THE second to last time I saw Gill “Mashozi” Holgate, who has died aged 66, was in the Tanzanian village of Nansio on Ukerewe Island on Lake Victoria. She had been awake through the night nursing her husband Kingsley through his 37th bout of malaria.

Kingsley later wrote in his book, Africa: In the footsteps of the Great Explorers that “Lying in the dark room, sweating out the fever, I’m on edge and wish the people outside my window would shut up... my body aches and I’ve got the squits... Hell, I’m a mess.”

That was in September 2004. Rewind seven years to April 30, 1997. Mashozi – her Zulu name means “she who wears shorts” – Kingsley, their son Ross and I, plus the rest of our crew, are on the banks of the Zambezi at Shupanga in Mozambique. In the book, there’s a photograph I took of the family at Mary Livingstone’s grave. She died of malaria on April 27, 1862, at the age of 41. You can’t see it in the photograph, but Mashozi is weeping.

Kingsley wrote that “Mashozi is a tough and remarkable woman, but this is an emotional time for her and I find her sitting quietly in the old church, her chin cupped in her little hands. She is touched by Mary’s life, by the incredible hardships she endured...”

Ten days later, sitting on a high sand bank in the Cahora Bassa Gorge, I interviewed Mashozi. My notes reflect her saying “My biggest concern is malaria – this has happened so many times.

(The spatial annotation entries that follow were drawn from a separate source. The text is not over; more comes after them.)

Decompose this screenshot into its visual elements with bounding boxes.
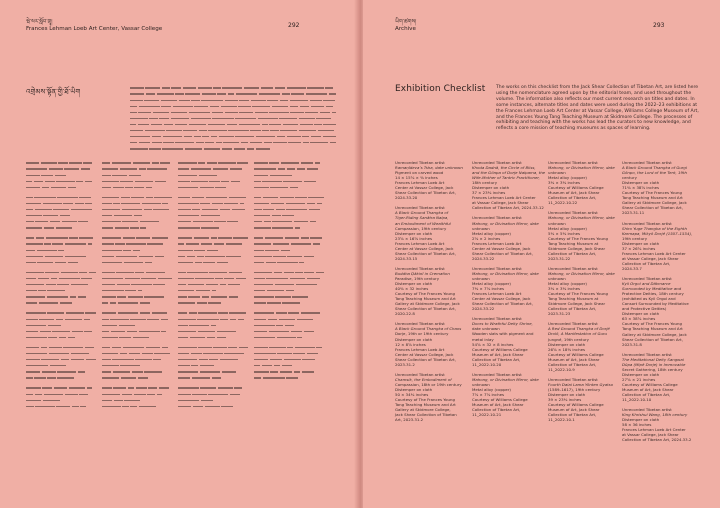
section-title-tibetan: འགྲེམས་སྟོན་གྱི་ཐོ་ཡིག	[26, 88, 81, 96]
entry-line: Düpa (Mipë Dorje) in Immovable	[622, 361, 686, 367]
entry-line: King Khrishul Wang, 18th century	[622, 412, 688, 418]
tibetan-text-line	[254, 270, 326, 276]
entry-line: 2023.31.8	[622, 341, 642, 347]
entry-line: Tiger-Riding Sanātra Nalpa,	[395, 215, 449, 221]
checklist-entry	[472, 266, 546, 311]
entry-artist: Unrecorded Tibetan artist	[395, 321, 445, 327]
entry-line: Khoda Dadnā, the Circle of Bliss,	[472, 165, 536, 171]
running-head: Frances Lehman Loeb Art Center, Vassar College	[26, 26, 163, 32]
entry-line: Distemper on cloth	[622, 417, 660, 423]
entry-artist: Unrecorded Tibetan artist	[622, 351, 672, 357]
entry-artist: Unrecorded Tibetan artist	[472, 371, 522, 377]
entry-line: 2023.31.2	[395, 361, 415, 367]
entry-line: Distemper on cloth	[395, 281, 433, 287]
entry-line: Tang Teaching Museum at	[548, 240, 599, 246]
entry-line: Wife-Mother of Tantric Practitioner,	[472, 175, 540, 181]
entry-line: Shear Collection of Tibetan Art,	[395, 306, 456, 312]
entry-line: A Black Ground Thangka of Chaos	[395, 326, 462, 332]
entry-line: Tang Teaching Museum and Art	[622, 195, 683, 201]
entry-line: Tang Teaching Museum and Art	[395, 296, 456, 302]
entry-artist: Unrecorded Tibetan artist	[472, 316, 522, 322]
tibetan-text-line	[26, 201, 98, 207]
entry-line: A Black Ground Thangka of	[395, 210, 449, 216]
entry-line: Paradise, 19th century	[395, 275, 440, 281]
entry-line: Courtesy of Williams College	[548, 402, 604, 408]
entry-artist: Unrecorded Tibetan artist	[622, 160, 672, 165]
entry-line: 7⅜ × 7⅝ inches	[472, 286, 505, 292]
tibetan-intro-block	[130, 85, 340, 152]
tibetan-text-line	[254, 194, 326, 200]
entry-line: Karmapa, Mikyö Dorjé (1507–1554),	[622, 230, 693, 236]
entry-line: Drolö, A Manifestation of Guru	[548, 331, 608, 337]
entry-line: 3⅜ × 3⅜ inches	[548, 286, 581, 292]
entry-line: unknown	[472, 225, 490, 231]
entry-line: Frances Lehman Loeb Art	[472, 291, 522, 297]
entry-line: Shear Collection of Tibetan Art,	[395, 190, 456, 196]
entry-line: Courtesy of Williams College	[548, 185, 604, 191]
entry-line: Distemper on cloth	[548, 341, 586, 347]
entry-line: 5⅜ × 5⅜ inches	[548, 230, 581, 236]
entry-line: Collection of Tibetan Art,	[548, 306, 597, 312]
entry-line: Distemper on cloth	[548, 391, 586, 397]
tibetan-text-line	[254, 345, 326, 351]
entry-line: unknown	[548, 220, 566, 226]
entry-line: 18th century	[472, 180, 498, 186]
entry-line: 2⅝ × 2 inches	[472, 235, 501, 241]
entry-line: Museum of Art, Jack Shear	[622, 386, 674, 392]
entry-line: Mahong, or Divination Mirror, date	[548, 165, 615, 171]
tibetan-text-line	[102, 351, 174, 357]
entry-line: metal inlay	[472, 336, 494, 342]
tibetan-text-line	[26, 276, 98, 282]
checklist-entry	[395, 266, 467, 316]
tibetan-text-line	[26, 403, 98, 409]
entry-line: Collection of Tibetan Art,	[548, 195, 597, 201]
tibetan-text-line	[26, 351, 98, 357]
entry-line: 2020.22.8	[395, 311, 415, 317]
entry-artist: Unrecorded Tibetan artist	[548, 321, 598, 327]
tibetan-text-line	[102, 194, 174, 200]
entry-line: 58 × 36 inches	[622, 422, 652, 428]
entry-line: Shear Collection of Tibetan Art,	[472, 301, 533, 307]
entry-line: Frances Lehman Loeb Art Center	[622, 427, 686, 433]
checklist-entry	[395, 205, 467, 261]
entry-line: Wooden slats with pigment and	[472, 331, 534, 337]
tibetan-text-line	[102, 276, 174, 282]
entry-line: 27⅝ × 21 inches	[622, 376, 656, 382]
entry-artist: Unrecorded Tibetan artist	[548, 265, 598, 271]
tibetan-text-line	[178, 270, 250, 276]
entry-line: at Vassar College, Jack Shear	[472, 200, 529, 206]
entry-artist: Unrecorded Tibetan artist	[395, 205, 445, 211]
tibetan-text-line	[26, 270, 98, 276]
entry-artist: Unrecorded Tibetan artist	[548, 376, 598, 382]
left-page	[0, 0, 357, 508]
entry-line: Tang Teaching Museum and Art	[622, 326, 683, 332]
tibetan-text-line	[178, 403, 250, 409]
entry-line: Metal alloy (copper)	[472, 281, 511, 287]
entry-line: Art, 2023.31.2	[395, 417, 424, 423]
entry-line: Mahong, or Divination Mirror, date	[472, 220, 539, 226]
checklist-entry	[548, 160, 622, 205]
entry-line: Courtesy of Williams College	[548, 351, 604, 357]
checklist-column	[472, 160, 546, 422]
entry-line: Shear Collection of Tibetan Art,	[622, 336, 683, 342]
entry-line: Center at Vassar College, Jack	[395, 245, 454, 251]
entry-line: Collection of Tibetan Art,	[622, 260, 671, 266]
entry-line: 2024.33.20	[395, 195, 418, 201]
entry-line: 7⅝ × 7⅝ inches	[472, 391, 505, 397]
tibetan-text-line	[178, 351, 250, 357]
entry-line: Courtesy of The Frances Young	[395, 397, 455, 403]
entry-line: Distemper on cloth	[622, 240, 660, 246]
entry-line: Frances Lehman Loeb Art	[395, 180, 445, 186]
tibetan-text-line	[26, 207, 98, 213]
entry-line: date unknown	[472, 326, 500, 332]
entry-line: and the Gönpa of Dorje Nalpama, the	[472, 170, 546, 176]
entry-line: Shiro Yuge Thangka of the Eighth	[622, 225, 687, 231]
entry-line: unknown	[548, 170, 566, 176]
page-number: 293	[653, 22, 665, 29]
entry-line: Museum of Art, Jack Shear	[472, 402, 524, 408]
tibetan-text-line	[178, 194, 250, 200]
entry-line: Collection of Tibetan Art,	[548, 412, 597, 418]
entry-artist: Unrecorded Tibetan artist	[395, 371, 445, 377]
entry-line: Shear Collection of Tibetan Art,	[622, 205, 683, 211]
tibetan-text-line	[102, 403, 174, 409]
tibetan-text-line	[254, 201, 326, 207]
entry-artist: Unrecorded Tibetan artist	[548, 210, 598, 216]
running-head-tibetan: ཡིག་ཚགས།	[395, 19, 417, 25]
entry-line: Courtesy of The Frances Young	[395, 291, 455, 297]
entry-line: Skidmore College, Jack Shear	[548, 301, 606, 307]
entry-line: Distemper on cloth	[622, 371, 660, 377]
checklist-entry	[548, 321, 622, 371]
entry-line: Distemper on cloth	[395, 336, 433, 342]
entry-line: Collection of Tibetan Art,	[622, 392, 671, 398]
entry-line: 50 × 34⅜ inches	[395, 391, 429, 397]
checklist-column	[548, 160, 622, 427]
entry-line: Shear Collection of Tibetan Art,	[472, 250, 533, 256]
entry-line: and Protective Deities)	[622, 306, 667, 312]
entry-artist: Unrecorded Tibetan artist	[548, 160, 598, 165]
entry-line: The Meditational Deity Sangwai	[622, 356, 684, 362]
tibetan-text-line	[178, 282, 250, 288]
tibetan-text-line	[102, 270, 174, 276]
entry-line: Mahong, or Divination Mirror, date	[548, 270, 615, 276]
entry-line: 11_2022.10.20	[472, 361, 502, 367]
tibetan-text-line	[178, 207, 250, 213]
entry-line: 63 × 38⅝ inches	[622, 316, 656, 322]
entry-artist: Unrecorded Tibetan artist	[622, 407, 672, 413]
entry-line: 12 × 8⅝ inches	[395, 341, 426, 347]
entry-line: Museum of Art, Jack Shear	[548, 407, 600, 413]
entry-line: Distemper on cloth	[472, 185, 510, 191]
entry-line: 11_2022.10.21	[472, 412, 502, 418]
entry-line: Courtesy of Williams College	[472, 397, 528, 403]
entry-line: 37 × 23⅜ inches	[472, 190, 506, 196]
entry-line: Mahong, or Divination Mirror, date	[548, 215, 615, 221]
entry-line: Courtesy of The Frances Young	[548, 235, 608, 241]
entry-line: Shear Collection of Tibetan Art,	[395, 250, 456, 256]
entry-line: 39 × 23⅜ inches	[548, 397, 582, 403]
entry-line: Frances Lehman Loeb Art Center	[472, 195, 536, 201]
tibetan-text-line	[254, 375, 326, 381]
tibetan-text-line	[26, 194, 98, 200]
entry-line: Collection of Tibetan Art,	[472, 356, 521, 362]
entry-line: Distemper on cloth	[622, 311, 660, 317]
checklist-column	[622, 160, 698, 447]
entry-line: Compassion, 18th or 19th century	[395, 381, 462, 387]
entry-line: 19th century	[622, 235, 648, 241]
checklist-entry	[395, 372, 467, 422]
entry-artist: Unrecorded Tibetan artist	[622, 275, 672, 281]
entry-line: Metal alloy (copper)	[548, 175, 587, 181]
running-head: Archive	[395, 26, 416, 32]
entry-line: Kyil Orgol and Dākmarce	[622, 281, 671, 287]
entry-line: Collection of Tibetan Art, 2024.33.12	[472, 205, 544, 211]
tibetan-text-line	[254, 207, 326, 213]
entry-line: 2024.33.15	[395, 255, 418, 261]
entry-artist: Unrecorded Tibetan artist	[472, 160, 522, 165]
checklist-column	[395, 160, 467, 427]
tibetan-text-line	[26, 282, 98, 288]
entry-line: Museum of Art, Jack Shear	[548, 190, 600, 196]
checklist-entry	[622, 276, 698, 347]
checklist-entry	[472, 316, 546, 366]
entry-line: A Red Ground Thangka of Dorjé	[548, 326, 610, 332]
checklist-entry	[395, 321, 467, 366]
section-title: Exhibition Checklist	[395, 84, 486, 94]
entry-line: Collection of Tibetan Art,	[472, 407, 521, 413]
entry-line: at Vassar College, Jack Shear	[622, 255, 679, 261]
entry-line: Courtesy of The Frances Young	[548, 291, 608, 297]
entry-line: 3⅜ × 3⅜ inches	[548, 180, 581, 186]
entry-line: Center at Vassar College, Jack	[472, 245, 531, 251]
entry-line: Buddha Ḍākinī in Cremation	[395, 270, 450, 276]
entry-line: Consort Surrounded by Meditative	[622, 301, 689, 307]
tibetan-text-line	[130, 128, 340, 134]
entry-line: 37 × 26⅝ inches	[622, 245, 656, 251]
entry-line: unknown	[472, 275, 490, 281]
entry-line: Mahong, or Divination Mirror, date	[472, 270, 539, 276]
entry-line: Metal alloy (copper)	[472, 230, 511, 236]
entry-line: 2023.31.11	[622, 210, 645, 216]
entry-line: Collection of Tibetan Art, 2024.33.2	[622, 437, 692, 443]
entry-artist: Unrecorded Tibetan artist	[472, 265, 522, 271]
entry-line: Courtesy of Williams College	[472, 346, 528, 352]
entry-line: Collection of Tibetan Art,	[548, 361, 597, 367]
entry-line: Shear Collection of Tibetan Art,	[395, 356, 456, 362]
entry-line: Compassion, 19th century	[395, 225, 447, 231]
entry-line: Courtesy of The Frances Young	[622, 190, 682, 196]
tibetan-text-line	[26, 357, 98, 363]
entry-line: Mahong, or Divination Mirror, date	[472, 376, 539, 382]
entry-line: unknown	[472, 381, 490, 387]
entry-line: Gallery at Skidmore College, Jack	[395, 301, 460, 307]
tibetan-text-line	[130, 115, 340, 121]
tibetan-text-line	[102, 282, 174, 288]
tibetan-text-line	[130, 134, 340, 140]
tibetan-checklist-column	[254, 160, 326, 381]
checklist-entry	[622, 221, 698, 271]
checklist-entry	[472, 215, 546, 260]
right-page	[363, 0, 720, 508]
entry-line: Courtesy of Williams College	[622, 381, 678, 387]
page-number: 292	[288, 22, 300, 29]
entry-line: Distemper on cloth	[395, 230, 433, 236]
checklist-entry	[395, 160, 467, 200]
checklist-entry	[548, 210, 622, 260]
entry-line: Frances Lehman Loeb Art	[395, 240, 445, 246]
entry-line: Pigment on carved wood	[395, 170, 444, 176]
entry-line: 23⅝ × 16⅝ inches	[395, 235, 432, 241]
entry-line: Jungné, 19th century	[548, 336, 589, 342]
entry-line: Gallery at Skidmore College, Jack	[622, 200, 687, 206]
entry-line: 11_2022.10.22	[548, 200, 578, 206]
entry-line: Collection of Tibetan Art,	[548, 250, 597, 256]
tibetan-text-line	[26, 345, 98, 351]
entry-line: Frances Lehman Loeb Art	[395, 346, 445, 352]
entry-line: Ramaṇīdeva’s Tsha, date unknown	[395, 165, 463, 171]
checklist-entry	[622, 160, 698, 216]
tibetan-text-line	[178, 357, 250, 363]
checklist-entry	[622, 352, 698, 402]
entry-line: 26⅝ × 18⅜ inches	[548, 346, 585, 352]
entry-line: 14 × 15⅝ × ⅜ inches	[395, 175, 438, 181]
tibetan-text-line	[254, 357, 326, 363]
entry-line: Gallery at Skidmore College, Jack	[622, 331, 687, 337]
tibetan-text-line	[102, 201, 174, 207]
entry-line: 11_2022.10.10	[622, 397, 652, 403]
entry-line: 2024.33.22	[472, 306, 495, 312]
tibetan-text-line	[178, 201, 250, 207]
entry-line: an Embodiment of Wealthful	[395, 220, 451, 226]
entry-line: (exhibited as Kyil Orgol and	[622, 296, 676, 302]
entry-line: unknown	[548, 275, 566, 281]
tibetan-text-line	[178, 345, 250, 351]
entry-line: 2024.33.7	[622, 265, 642, 271]
entry-line: (1589–1617), 19th century	[548, 386, 601, 392]
entry-line: Metal alloy (copper)	[548, 281, 587, 287]
tibetan-text-line	[102, 345, 174, 351]
checklist-entry	[548, 377, 622, 422]
checklist-entry	[472, 160, 546, 210]
entry-line: Center at Vassar College, Jack	[395, 351, 454, 357]
checklist-entry	[622, 407, 698, 442]
entry-line: Protective Deities, 18th century	[622, 291, 684, 297]
entry-line: 54⅝ × 32 × 8 inches	[472, 341, 514, 347]
checklist-intro: The works on this checklist from the Jack Shear Collection of Tibetan Art, are listed here using the nomenclature agreed upon by the editorial team, and used throughout the volume. The information also reflects our most current research on titles and dates. In some instances, alternate titles and dates were used during the 2022–23 exhibitions at the Frances Lehman Loeb Art Center at Vassar College, Williams College Museum of Art, and the Frances Young Tang Teaching Museum at Skidmore College. The processes of exhibiting and teaching with the works has lead the curators to new knowledge, and reflects a core mission of teaching museums as spaces of learning.	[496, 85, 699, 132]
tibetan-text-line	[254, 276, 326, 282]
entry-line: Distemper on cloth	[395, 386, 433, 392]
entry-line: Gönpo, the Lord of the Tent, 19th	[622, 170, 687, 176]
tibetan-text-line	[178, 276, 250, 282]
tibetan-text-line	[130, 122, 340, 128]
entry-artist: Unrecorded Tibetan artist	[395, 160, 445, 165]
entry-line: Doors to Wrathful Deity Shrine,	[472, 321, 533, 327]
entry-line: Courtesy of The Frances Young	[622, 321, 682, 327]
tibetan-text-line	[254, 282, 326, 288]
entry-line: Center at Vassar College, Jack	[472, 296, 531, 302]
entry-line: Jack Shear Collection of Tibetan	[395, 412, 457, 418]
entry-line: 11_2022.10.1	[548, 417, 575, 423]
entry-line: 2023.31.23	[548, 311, 571, 317]
entry-line: A Black Ground Thangka of Gurgi	[622, 165, 687, 171]
entry-line: Secret Gathering, 18th century	[622, 366, 683, 372]
entry-line: Frances Lehman Loeb Art Center	[622, 250, 686, 256]
checklist-entry	[548, 266, 622, 316]
entry-line: Museum of Art, Jack Shear	[472, 351, 524, 357]
tibetan-text-line	[254, 351, 326, 357]
entry-line: 11_2022.10.9	[548, 366, 575, 372]
entry-line: Surrounded by Meditative and	[622, 286, 682, 292]
tibetan-text-line	[102, 207, 174, 213]
running-head-tibetan: ཝེ་སར་སློབ་གྲྭ།	[26, 19, 53, 25]
entry-line: Distemper on cloth	[622, 180, 660, 186]
entry-line: century	[622, 175, 637, 181]
entry-line: Metal alloy (copper)	[548, 225, 587, 231]
entry-line: Chamsik, the Embodiment of	[395, 376, 452, 382]
entry-line: Metal alloy (copper)	[472, 386, 511, 392]
entry-line: Gallery at Skidmore College,	[395, 407, 451, 413]
entry-line: Frances Lehman Loeb Art	[472, 240, 522, 246]
tibetan-checklist-column	[178, 160, 250, 409]
entry-line: at Vassar College, Jack Shear	[622, 432, 679, 438]
entry-line: Center at Vassar College, Jack	[395, 185, 454, 191]
entry-line: Museum of Art, Jack Shear	[548, 356, 600, 362]
entry-line: Tang Teaching Museum and Art	[395, 402, 456, 408]
entry-artist: Unrecorded Tibetan artist	[395, 265, 445, 271]
entry-line: Fourth Dalai Lama Yönten Gyatso	[548, 381, 614, 387]
checklist-entry	[472, 372, 546, 417]
entry-line: Dorje, 19th or 19th century	[395, 331, 449, 337]
entry-artist: Unrecorded Tibetan artist	[472, 215, 522, 221]
entry-line: 71⅜ × 38⅝ inches	[622, 185, 659, 191]
tibetan-checklist-column	[102, 160, 174, 409]
entry-line: 2024.33.22	[472, 255, 495, 261]
entry-line: Tang Teaching Museum at	[548, 296, 599, 302]
entry-line: 40⅜ × 32 inches	[395, 286, 429, 292]
entry-line: 2023.31.22	[548, 255, 571, 261]
tibetan-text-line	[130, 146, 340, 152]
entry-artist: Unrecorded Tibetan artist	[622, 220, 672, 226]
tibetan-checklist-column	[26, 160, 98, 409]
entry-line: Skidmore College, Jack Shear	[548, 245, 606, 251]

I worry about Ross a lot, he doesn’t take care of himself, I worry about malaria.

“I wonder how the hell the Victorians like Mary Livingstone coped with their long, heavy skirts and thick boots, it must have been hell. I really relate to and understand Mary Livingstone. David Livingstone can’t have been an easy man to live with. It must have been terribly hard. We stand around at night and spray Tabard on ourselves, we have tents, malaria prophylaxis, a R4 000 medical kit, Mary Livingstone had nothing.”

Mashozi was a remarkable woman. The Holgates’ adventures are the stuff of legend, whether it is traversing the length of Africa from Cape to Cairo, circumnavigating the globe along the Tropic of Capricorn, the continent of Africa along the outside edge, or the many other expeditions distributing mosquito nets to fight malaria.

Even more remarkable was that although many of their adventures involved boats and rough water, Gill had a terrible fear of drowning.

In 1990, she and Kingsley were in a dhow off Mozambique. “The skipper was drunk, the wind changed and the sea got rougher and the dhow overturned. We came damn close to drowning. Ever since then I have had a phobia about water. I still get a very dry mouth when the surf is pumping or we’re hitting rapids on a river,” she told me.

And there was always a certain level of paranoia attached to being married to one madcap adventurer, and the mother of another. “I worry a helluva lot about Ross and Kingsley because they are both absolute chancers, they push things right to the limit physically. They will see a rapid and know they shouldn’t chance it, but they will go for it anyway, they always have to go that little bit further. That’s frightening when they belong to you.”

My friend and fellow journalist, Don Pinnock, who has also travelled extensively with the Holgates, relates how he once asked Kingsley “how long are you going to keep up the life of high adventure?”

Don takes up the tale: “I’ll answer by telling you a story,” Kingsley says. “I had this friend who’d done well in life – owned a business, making pots of money. But he told me he was dissatisfied. All that stress and what for? I asked him how old he was and he said late 50s. We were on a beach and I picked up seven pebbles and put them in a row. I said to him: ‘This is your life.’ Then I took away five and threw them away. I said to him: ‘You’ve lived these. They’re gone. Nothing you can do about that.’

“Then I took the last pebble and threw it away as well. I told him: ‘Not much you can do with the last 10 years of your life. Too old.’ He was staring hard at that last pebble... I picked it up and handed it to him. ‘You have 10 good summers left. Put that pebble in your pocket. Finger it till it’s smooth... Put it next to your bed at night. Think about those summers.’”

Kingsley stares into the night and chuckles. “You want to know what happened, don’t you? Well he sold up. Everything! He bought a farm in Zululand and he’s the happiest man I know,” he told Don.

Gill Holgate was robbed of her last pebble. Lala salama, Mashozi, safari njema.